- Hangul: 만수대해외개발회사
- Hanja: 萬壽臺海外開發會社
- Lit.: Mansudae Overseas Development Company
- RR: Mansudae haeoe gaebal hoesa
- MR: Mansudae haeoe kaebal hoesa

= Mansudae Overseas Projects =

North Korean monument construction company

Mansudae Overseas Projects is a construction company based in Jongphyong-dong, Phyongchon District, Pyongyang, North Korea. It is the international commercial division of the Mansudae Art Studio. As of August 2011, it had earned an estimated US$160 million overseas building monuments and memorials. As of 2015, Mansudae projects have been built in 17 countries: Angola, Algeria, Benin, Botswana, Cambodia, Chad, the Democratic Republic of the Congo, Egypt, Equatorial Guinea, Ethiopia, Germany, Malaysia, Mali, Mozambique, Namibia, Senegal, Togo and Zimbabwe. The company uses North Korean artists, engineers, and construction workers. Their sculptures, monuments, and buildings are in the style of North Korean socialist realism.

==Notable works==

The African Renaissance Monument in Dakar, Senegal, was created by Mansudae Overseas Projects.

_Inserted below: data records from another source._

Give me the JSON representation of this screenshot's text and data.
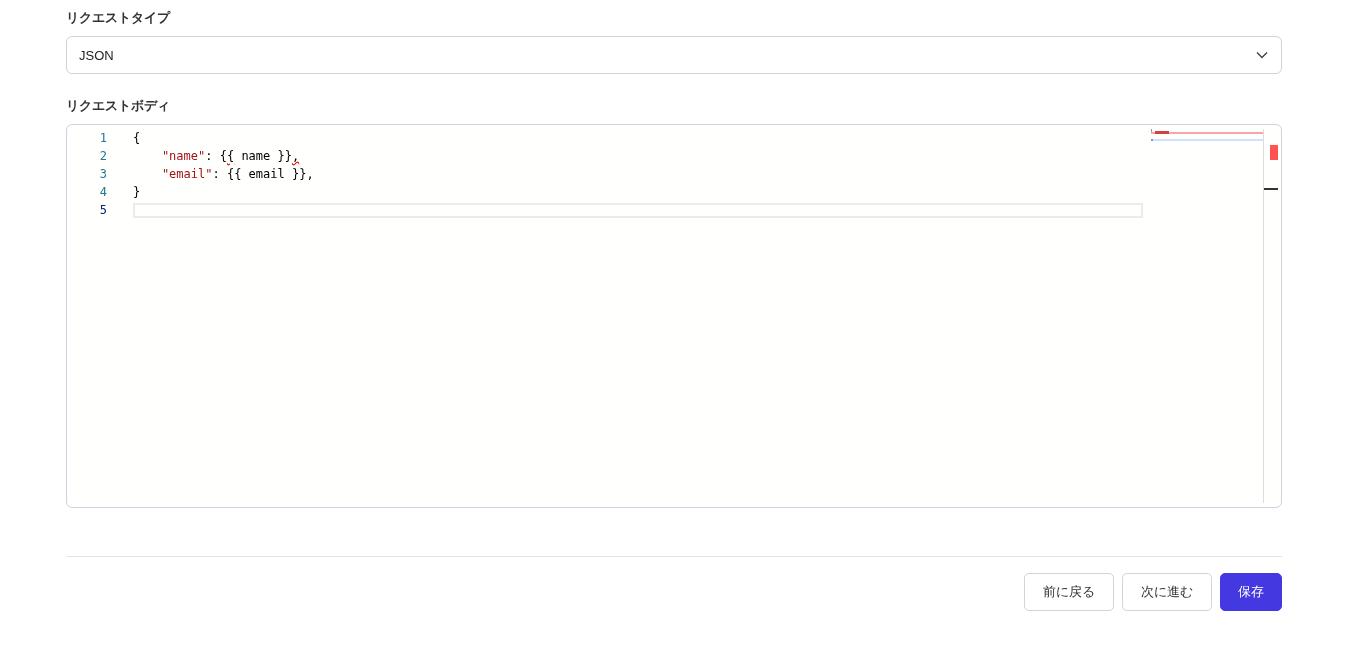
{
  "request_type": {
    "label": "リクエストタイプ",
    "value": "JSON"
  },
  "request_body": {
    "label": "リクエストボディ",
    "lines": [
      {
        "number": "1",
        "active": false,
        "tokens": [
          {
            "text": "{",
            "kind": "plain"
          }
        ]
      },
      {
        "number": "2",
        "active": false,
        "tokens": [
          {
            "text": "    \"name\"",
            "kind": "key"
          },
          {
            "text": ": {",
            "kind": "plain"
          },
          {
            "text": "{",
            "kind": "error"
          },
          {
            "text": " name }}",
            "kind": "plain"
          },
          {
            "text": ",",
            "kind": "error"
          }
        ]
      },
      {
        "number": "3",
        "active": false,
        "tokens": [
          {
            "text": "    \"email\"",
            "kind": "key"
          },
          {
            "text": ": {{ email }},",
            "kind": "plain"
          }
        ]
      },
      {
        "number": "4",
        "active": false,
        "tokens": [
          {
            "text": "}",
            "kind": "plain"
          }
        ]
      },
      {
        "number": "5",
        "active": true
      }
    ]
  },
  "buttons": [
    {
      "label": "前に戻る",
      "kind": "secondary"
    },
    {
      "label": "次に進む",
      "kind": "secondary"
    },
    {
      "label": "保存",
      "kind": "primary"
    }
  ]
}
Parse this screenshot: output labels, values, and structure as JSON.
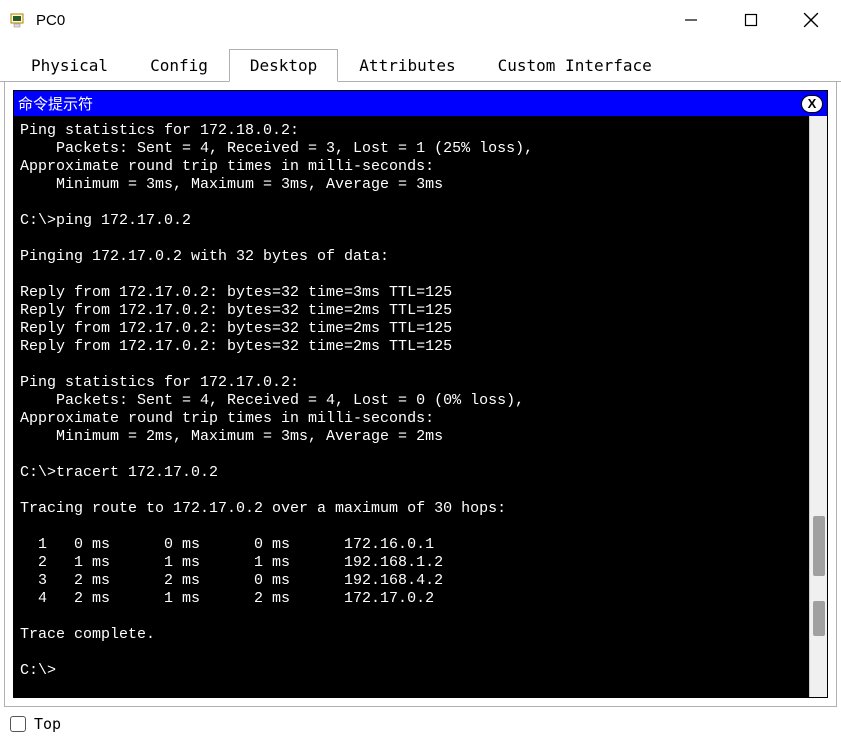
{
  "window": {
    "title": "PC0"
  },
  "tabs": {
    "items": [
      {
        "label": "Physical",
        "active": false
      },
      {
        "label": "Config",
        "active": false
      },
      {
        "label": "Desktop",
        "active": true
      },
      {
        "label": "Attributes",
        "active": false
      },
      {
        "label": "Custom Interface",
        "active": false
      }
    ]
  },
  "console": {
    "title": "命令提示符",
    "close_label": "X",
    "lines": [
      "Ping statistics for 172.18.0.2:",
      "    Packets: Sent = 4, Received = 3, Lost = 1 (25% loss),",
      "Approximate round trip times in milli-seconds:",
      "    Minimum = 3ms, Maximum = 3ms, Average = 3ms",
      "",
      "C:\\>ping 172.17.0.2",
      "",
      "Pinging 172.17.0.2 with 32 bytes of data:",
      "",
      "Reply from 172.17.0.2: bytes=32 time=3ms TTL=125",
      "Reply from 172.17.0.2: bytes=32 time=2ms TTL=125",
      "Reply from 172.17.0.2: bytes=32 time=2ms TTL=125",
      "Reply from 172.17.0.2: bytes=32 time=2ms TTL=125",
      "",
      "Ping statistics for 172.17.0.2:",
      "    Packets: Sent = 4, Received = 4, Lost = 0 (0% loss),",
      "Approximate round trip times in milli-seconds:",
      "    Minimum = 2ms, Maximum = 3ms, Average = 2ms",
      "",
      "C:\\>tracert 172.17.0.2",
      "",
      "Tracing route to 172.17.0.2 over a maximum of 30 hops: ",
      "",
      "  1   0 ms      0 ms      0 ms      172.16.0.1",
      "  2   1 ms      1 ms      1 ms      192.168.1.2",
      "  3   2 ms      2 ms      0 ms      192.168.4.2",
      "  4   2 ms      1 ms      2 ms      172.17.0.2",
      "",
      "Trace complete.",
      "",
      "C:\\>"
    ]
  },
  "footer": {
    "top_label": "Top",
    "top_checked": false
  }
}
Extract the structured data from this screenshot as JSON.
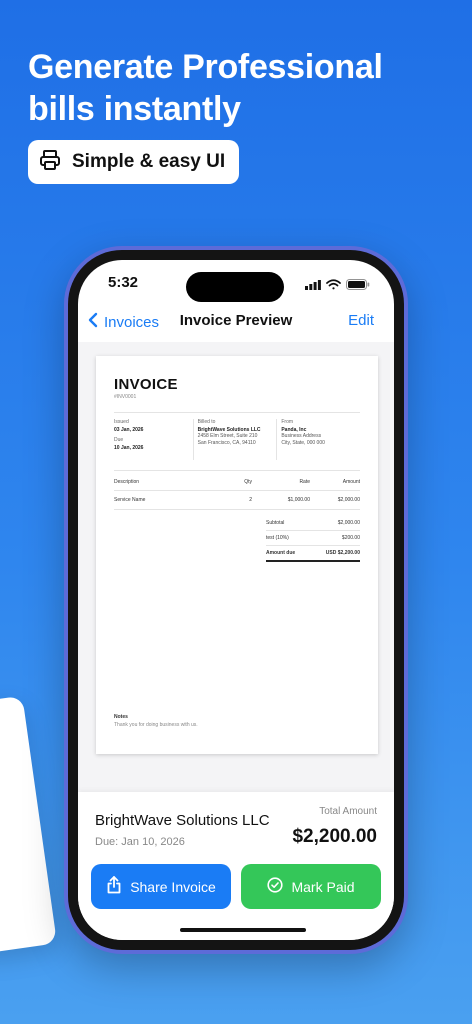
{
  "promo": {
    "headline": "Generate Professional bills instantly",
    "pill_label": "Simple & easy UI"
  },
  "status_bar": {
    "time": "5:32"
  },
  "nav": {
    "back_label": "Invoices",
    "title": "Invoice Preview",
    "edit_label": "Edit"
  },
  "invoice": {
    "title": "INVOICE",
    "number": "#INV0001",
    "issued_label": "Issued",
    "issued_date": "03 Jan, 2026",
    "due_label": "Due",
    "due_date": "10 Jan, 2026",
    "billed_to_label": "Billed to",
    "billed_to_name": "BrightWave Solutions LLC",
    "billed_to_addr1": "2458 Elm Street, Suite 210",
    "billed_to_addr2": "San Francisco, CA, 94110",
    "from_label": "From",
    "from_name": "Panda, Inc",
    "from_addr1": "Business Address",
    "from_addr2": "City, State, 000 000",
    "columns": {
      "description": "Description",
      "qty": "Qty",
      "rate": "Rate",
      "amount": "Amount"
    },
    "items": [
      {
        "description": "Service Name",
        "qty": "2",
        "rate": "$1,000.00",
        "amount": "$2,000.00"
      }
    ],
    "subtotal_label": "Subtotal",
    "subtotal_value": "$2,000.00",
    "tax_label": "test (10%)",
    "tax_value": "$200.00",
    "amount_due_label": "Amount due",
    "amount_due_value": "USD $2,200.00",
    "notes_label": "Notes",
    "notes_text": "Thank you for doing business with us."
  },
  "summary": {
    "client_name": "BrightWave Solutions LLC",
    "due_text": "Due: Jan 10, 2026",
    "total_label": "Total Amount",
    "total_value": "$2,200.00"
  },
  "actions": {
    "share_label": "Share Invoice",
    "paid_label": "Mark Paid"
  },
  "colors": {
    "accent_blue": "#1a7cf5",
    "success_green": "#34c759",
    "background_top": "#1f6fe6",
    "background_bottom": "#4aa0f0",
    "phone_frame": "#5d6bd8"
  },
  "icons": {
    "pill": "printer-icon",
    "back": "chevron-left-icon",
    "share": "share-icon",
    "paid": "check-circle-icon"
  }
}
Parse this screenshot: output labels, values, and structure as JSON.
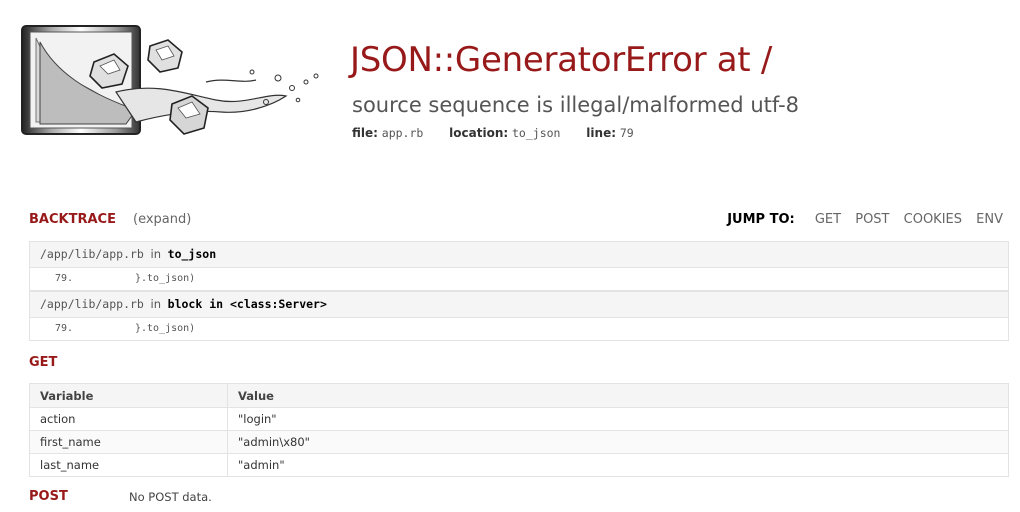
{
  "header": {
    "title": "JSON::GeneratorError at /",
    "subtitle": "source sequence is illegal/malformed utf-8",
    "file_label": "file:",
    "file_value": "app.rb",
    "location_label": "location:",
    "location_value": "to_json",
    "line_label": "line:",
    "line_value": "79"
  },
  "backtrace": {
    "title": "BACKTRACE",
    "expand_label": "(expand)",
    "jump_label": "JUMP TO:",
    "jump_links": [
      "GET",
      "POST",
      "COOKIES",
      "ENV"
    ],
    "frames": [
      {
        "path": "/app/lib/app.rb",
        "in": "in",
        "method": "to_json",
        "line": "79.",
        "code": "}.to_json)"
      },
      {
        "path": "/app/lib/app.rb",
        "in": "in",
        "method": "block in <class:Server>",
        "line": "79.",
        "code": "}.to_json)"
      }
    ]
  },
  "get": {
    "title": "GET",
    "headers": [
      "Variable",
      "Value"
    ],
    "rows": [
      [
        "action",
        "\"login\""
      ],
      [
        "first_name",
        "\"admin\\x80\""
      ],
      [
        "last_name",
        "\"admin\""
      ]
    ]
  },
  "post": {
    "title": "POST",
    "empty_text": "No POST data."
  },
  "colors": {
    "accent": "#981919",
    "row_bg": "#f5f5f5",
    "border": "#e3e3e3"
  },
  "icons": {
    "logo": "sinatra-glass-logo"
  }
}
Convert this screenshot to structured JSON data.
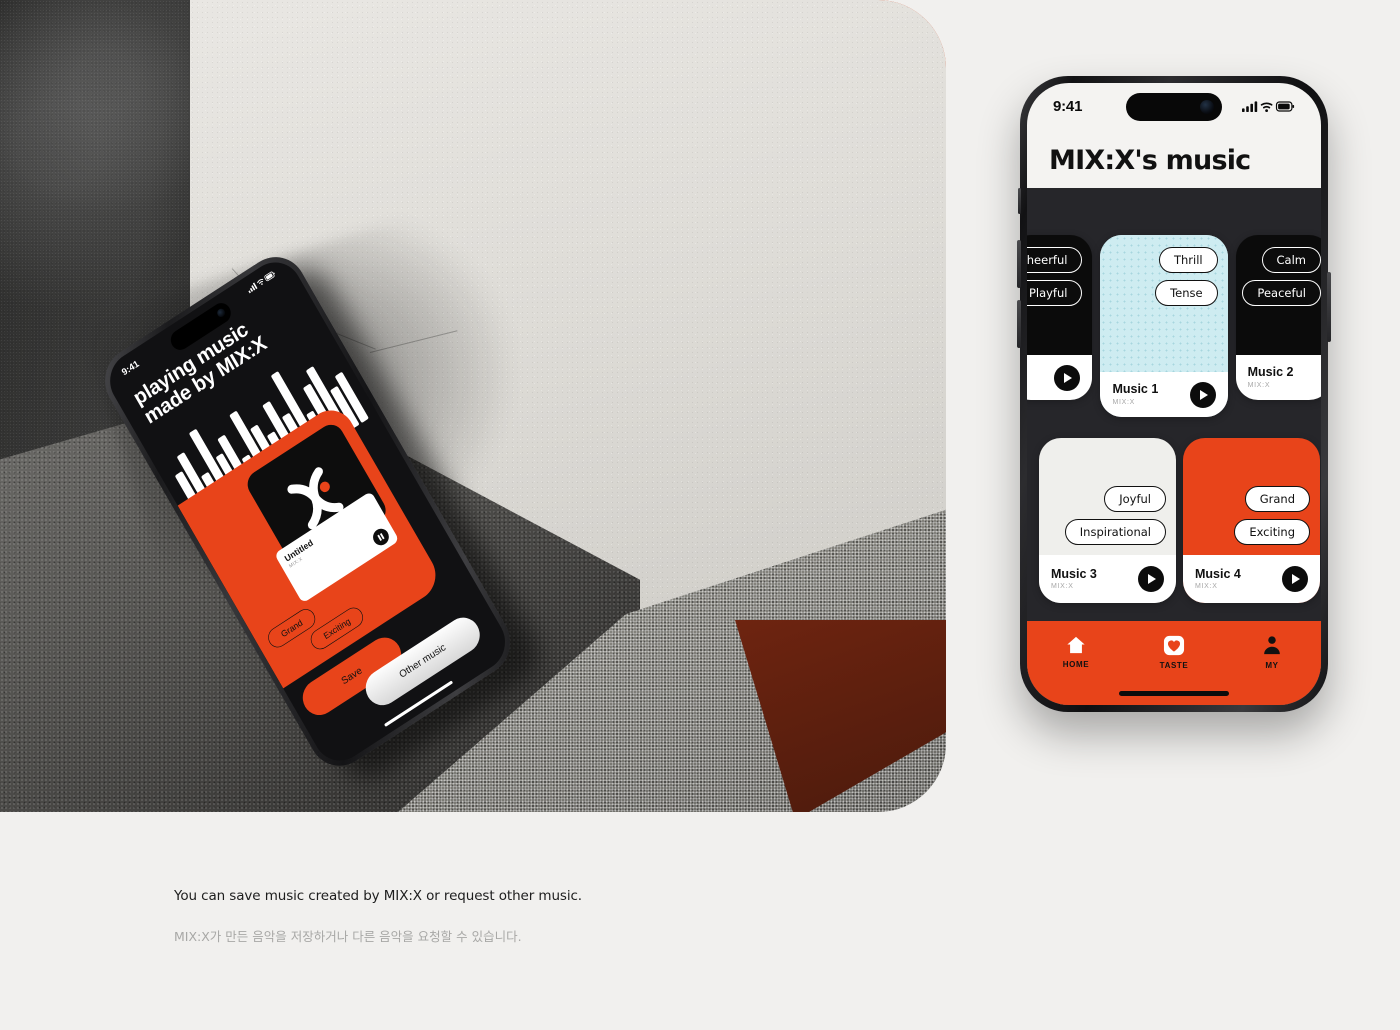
{
  "page": {
    "background_color": "#F1F0EE",
    "accent_color": "#E8441A",
    "dark_color": "#26262A"
  },
  "caption": {
    "english": "You can save music created by MIX:X or request other music.",
    "korean": "MIX:X가 만든 음악을 저장하거나 다른 음악을 요청할 수 있습니다."
  },
  "left_phone": {
    "status": {
      "time": "9:41"
    },
    "title_line1": "playing music",
    "title_line2": "made by MIX:X",
    "track": {
      "name": "Untitled",
      "artist": "MIX:X"
    },
    "tags": [
      "Grand",
      "Exciting"
    ],
    "buttons": {
      "save": "Save",
      "other": "Other music"
    }
  },
  "right_phone": {
    "status": {
      "time": "9:41"
    },
    "title": "MIX:X's music",
    "cards": [
      {
        "id": "music-0",
        "tags": [
          "Cheerful",
          "Playful"
        ],
        "title": "",
        "artist": "",
        "theme": "black"
      },
      {
        "id": "music-1",
        "tags": [
          "Thrill",
          "Tense"
        ],
        "title": "Music 1",
        "artist": "MIX:X",
        "theme": "cyan"
      },
      {
        "id": "music-2",
        "tags": [
          "Calm",
          "Peaceful"
        ],
        "title": "Music 2",
        "artist": "MIX:X",
        "theme": "black"
      },
      {
        "id": "music-3",
        "tags": [
          "Joyful",
          "Inspirational"
        ],
        "title": "Music 3",
        "artist": "MIX:X",
        "theme": "light"
      },
      {
        "id": "music-4",
        "tags": [
          "Grand",
          "Exciting"
        ],
        "title": "Music 4",
        "artist": "MIX:X",
        "theme": "orange"
      }
    ],
    "tabbar": [
      {
        "icon": "home-icon",
        "label": "HOME",
        "active": true
      },
      {
        "icon": "heart-icon",
        "label": "TASTE",
        "active": false
      },
      {
        "icon": "person-icon",
        "label": "MY",
        "active": false
      }
    ]
  }
}
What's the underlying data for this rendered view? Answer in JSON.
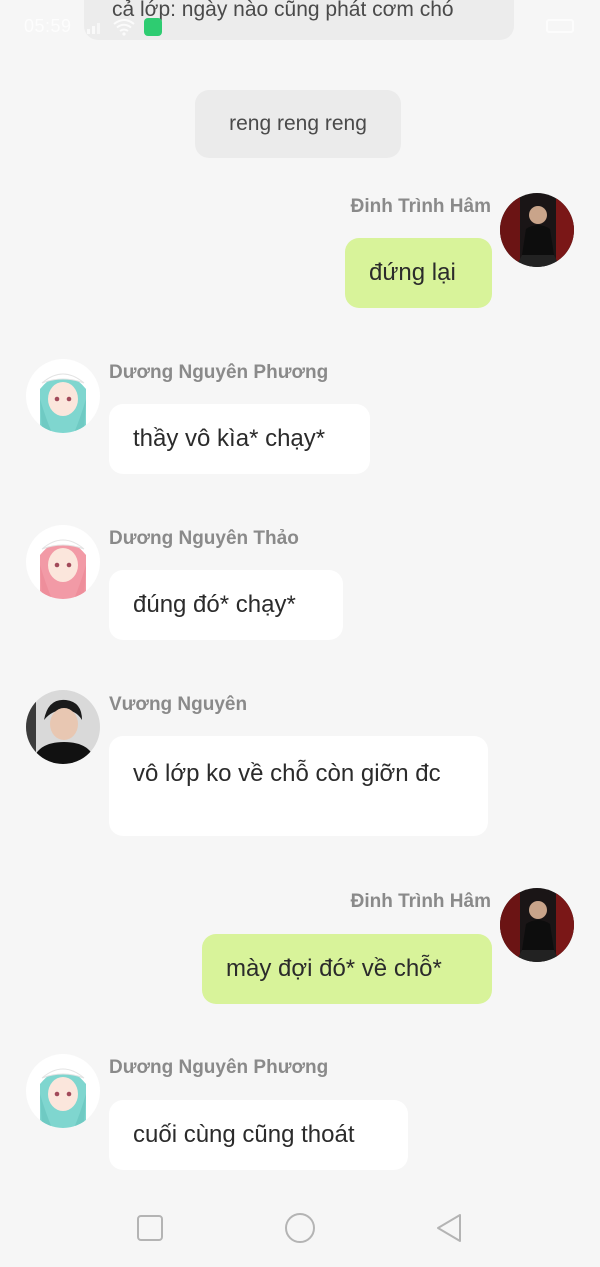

Mansudae Overseas Projects is responsible for various monuments across Africa. They constructed the President Agostinho Neto Cultural Centre in Luanda, Angola, a statue of Béhanzin in Benin, the Three Dikgosi Monument in Botswana, a statue of Laurent-Désiré Kabila in the Democratic Republic of the Congo, the Tiglachin Monument in Addis Ababa, Ethiopia, the Samora Machel Statue in Maputo, Mozambique, and four public works in Namibia: the Heroes' Acre (inaugurated August 2002), the Okahandja Military Museum (inaugurated 2004), the State House of Namibia (inaugurated 2008), and the Independence Memorial Museum (inaugurated 2014).

In Senegal, the company built the African Renaissance Monument. Mansudae Overseas Project also constructed the National Heroes' Acre in Zimbabwe, which closely mirrors the design of the Revolutionary Martyrs' Cemetery in Taesong-guyŏk. Also in Zimbabwe, the statue of Joshua Nkomo was constructed by the company.

In Cambodia, the Angkor Panorama Museum was built next to the temples of Angkor. The museum was operated jointly by APSARA and Mansudae, with about half of 40 staff members being from North Korea. In 2020, the museum was closed indefinitely due to international sanctions.

Mansudae also worked on the reconstruction of the Fairy Tale Fountain in Frankfurt, Germany, an art nouveau relic from 1910 that had been melted down for its metal during World War II. Germany is the only western nation to have a North Korean-built structure.